In the case, the plaintiff argued a label using the phrase “Nature Fusion” was misleading, suggesting a reasonable consumer should expect all-natural ingredients. The plaintiff’s counsel had arranged for a consumer survey in which participants had access only to the front label, not the ingredient list on the back label: a mistake in the eyes of the judge. The survey participants found the phrase ambiguous, but not necessarily misleading, as did the judge in her decision. In her court opinion, the judge said the survey’s flaws prevented it from being informative, but argued, with a citation to the Loyola article, well-designed surveys could be relevant and helpful in other cases. 

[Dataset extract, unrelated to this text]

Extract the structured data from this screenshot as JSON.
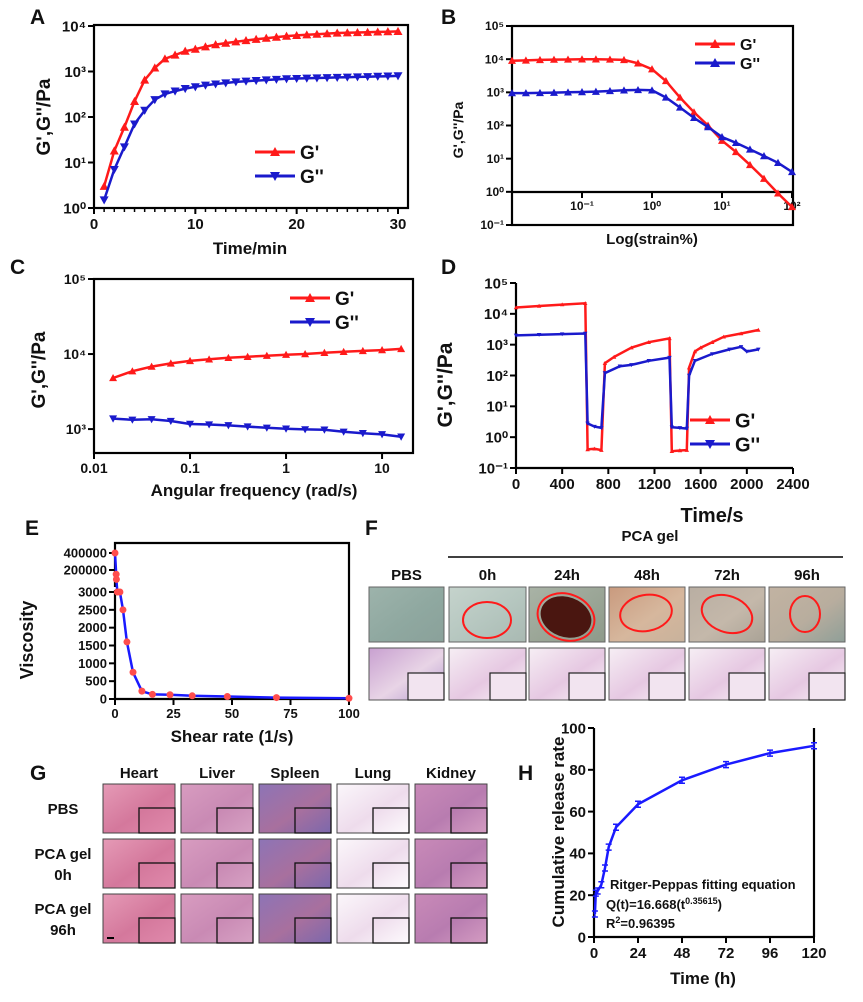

Interestingly, the label in the case was on a shampoo product. 

“That was exciting to us because our article is talking about food, but the same principle happens in all these other consumer products,” Endres said. 

The Loyola paper provides a number of guiding principles in addition to the consumer survey recommendation. When applying the reasonable consumer lens to food label claims, the authors note, judges should consider factors such as consumers’ financial and food literacy, their personal beliefs, and the gap between manufacturers’ seemingly unlimited research resources and consumers’ limited attentional resources in real-world shopping environments.

“Absent these central elements driving consumer behavior and food purchases, reasonable consumer analyses are nothing more than a culmination of guessing,” said Guarino, a postdoctoral research associate in ACE.

According to Endres, the flurry of food label litigation has plateaued since 2020, but he still sees lawsuits popping up a few times a week. “I think for years, the food industry was not subject to a lot of attention about the label claims that were being made,” he said. “But consumers are paying more attention to labels now. And the companies know this.”

Against this backdrop, Endres says it’s more important than ever for courts to send a consistent message.

 “A U.S. Court of Appeals is just one step below the Supreme Court, so to be quoted in that opinion is significant,” Endres said. “It’s one step forward in trying to create some definitive rules around consumer labeling. There’s still a lot of subjectivity involved, but I think it provides some clarity that had been missing.”

The article, “What the judge ate for breakfast: Reasonable consumer challenges in misleading food labeling claims,” is published in the Loyola Consumer Law Review. The research was supported by the Bock Agricultural Law & Policy Program, part of ACE at Illinois.